Numbers 21 to 25
21. Eyetop Wearable DVD Player (2004)
Some things just aren't meant to be done while walking or driving, and one of them is watching DVDs. Unfortunately, that message was lost on Eyetop.net, makers of the Eyetop Wearable DVD Player.
This system consisted of a standard portable DVD player attached to a pair of heavy-duty shades that had a tiny 320-by-240-pixel LCD embedded in the right eyepiece. You were supposed to carry the DVD player and battery pack in an over-the shoulder sling, put on the eyeglasses, and then... squint. Or maybe wear a patch on your left eye as you walked and watched at the same time.
Up close, the LCD was supposed to simulate a 14-inch screen. Unfortunately, the only thing the Eyetop stimulated was motion sickness.
22. Apple Pippin @World (1996)
Before Xbox, before PlayStation, before DreamCast, there was Apple's Pippin. Wha-huh? That's right--Apple had an Internet-capable game console that connected to your TV. But it ran on a weak PowerPC processor and came with a puny 14.4-kbps modem, so it was stupendously slow offline and online.

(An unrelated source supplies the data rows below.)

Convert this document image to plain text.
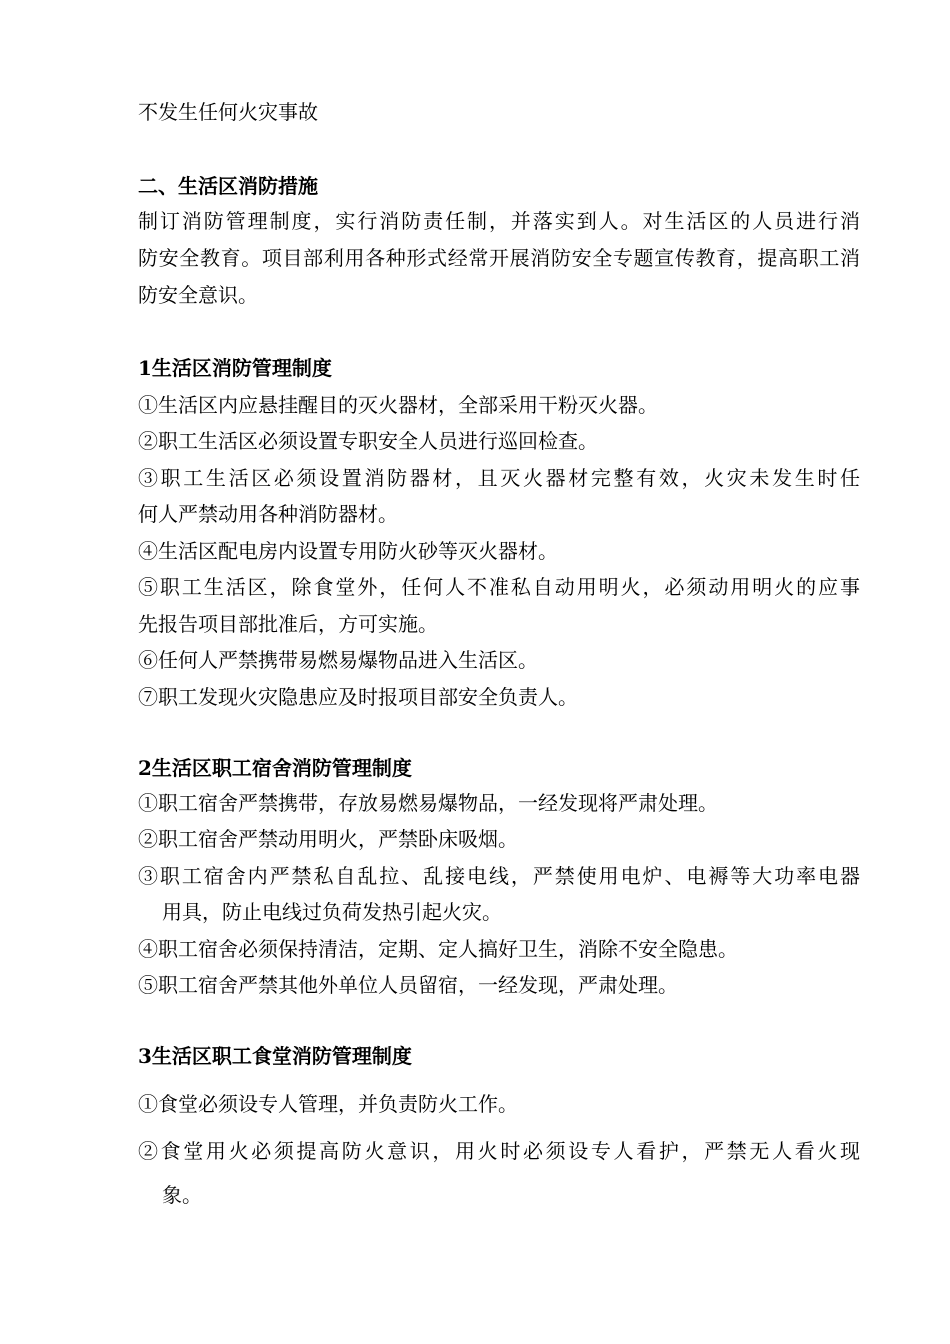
不发生任何火灾事故
二、生活区消防措施
制订消防管理制度，实行消防责任制，并落实到人。对生活区的人员进行消
防安全教育。项目部利用各种形式经常开展消防安全专题宣传教育，提高职工消
防安全意识。
1生活区消防管理制度
①生活区内应悬挂醒目的灭火器材，全部采用干粉灭火器。
②职工生活区必须设置专职安全人员进行巡回检查。
③职工生活区必须设置消防器材，且灭火器材完整有效，火灾未发生时任
何人严禁动用各种消防器材。
④生活区配电房内设置专用防火砂等灭火器材。
⑤职工生活区，除食堂外，任何人不准私自动用明火，必须动用明火的应事
先报告项目部批准后，方可实施。
⑥任何人严禁携带易燃易爆物品进入生活区。
⑦职工发现火灾隐患应及时报项目部安全负责人。
2生活区职工宿舍消防管理制度
①职工宿舍严禁携带，存放易燃易爆物品，一经发现将严肃处理。
②职工宿舍严禁动用明火，严禁卧床吸烟。
③职工宿舍内严禁私自乱拉、乱接电线，严禁使用电炉、电褥等大功率电器
用具，防止电线过负荷发热引起火灾。
④职工宿舍必须保持清洁，定期、定人搞好卫生，消除不安全隐患。
⑤职工宿舍严禁其他外单位人员留宿，一经发现，严肃处理。
3生活区职工食堂消防管理制度
①食堂必须设专人管理，并负责防火工作。
②食堂用火必须提高防火意识，用火时必须设专人看护，严禁无人看火现
象。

Then, too, it was based on the Mac OS, so almost no games were available for it. And it cost nearly $600--nearly twice as much as other, far more powerful game consoles. Underpowered, overpriced, and underutilized--that pretty much describes everything that came out of Apple in the mid-90s.
(Photo courtesy of The Mac Geek.com.)
23. Free PCs (1999)
In the late 90s, companies competed to dangle free PCs in front of you: All you had to do was sign up, and a PC would eventually show up at your door. But one way or another. there was always a catch: You had to sign up for a long-term ISP agreement, or tolerate an endless procession of Web ads, or surrender reams of personal information. Free-PC.com may have been the creepiest of them all. First you filled out an extensive questionnaire on your income, interests, racial and marital status, and more. Then you had to spend at least 10 hours a week on the PC and at least 1 hour surfing the Web using Free-PC's ISP.
In return you got a low-end Compaq Presario with roughly a third of the screen covered in ads. And while you watched the PC (and the ads), Free-PC watched you--recording where you surfed, what software you used, and who knows what else.
We can't say whether this would have led to some Big Brotherish nightmare, because within a year Free-PC.com merged with eMachines. By then, other vendors had similarly concluded that "free" computers just didn't pay.
24. DigiScents iSmell (2001)
Few products literally stink, but this one did--or at least it would have, had it progressed beyond the prototype stage.
In 2001, DigiScents unveiled the iSmell, a shark-fin-shaped gizmo that plugged into your PC's USB port and wafted appropriate scents as you surfed smell-enabled Web sites--say, perfume as you were browsing Chanel.com, or cheese doodles at Frito-Lay.com. But skeptical users turned up their noses at the idea, making the iSmell the ultimate in vaporware.
25. Sharp RD3D Notebook (2004)
As the first "autostereo" 3D notebook, Sharp's RD3D was supposed to display 3D images without requiring the use of funny glasses. But "auto-headache" was more like it, as the RD3D was painful to look at.
When you pressed the button to enable 3D mode, the notebook's performance slowed, and the 3D effect was noticeable only within a very narrow angle--and if you moved your head, it disappeared. Maybe the funny glasses weren't so bad after all.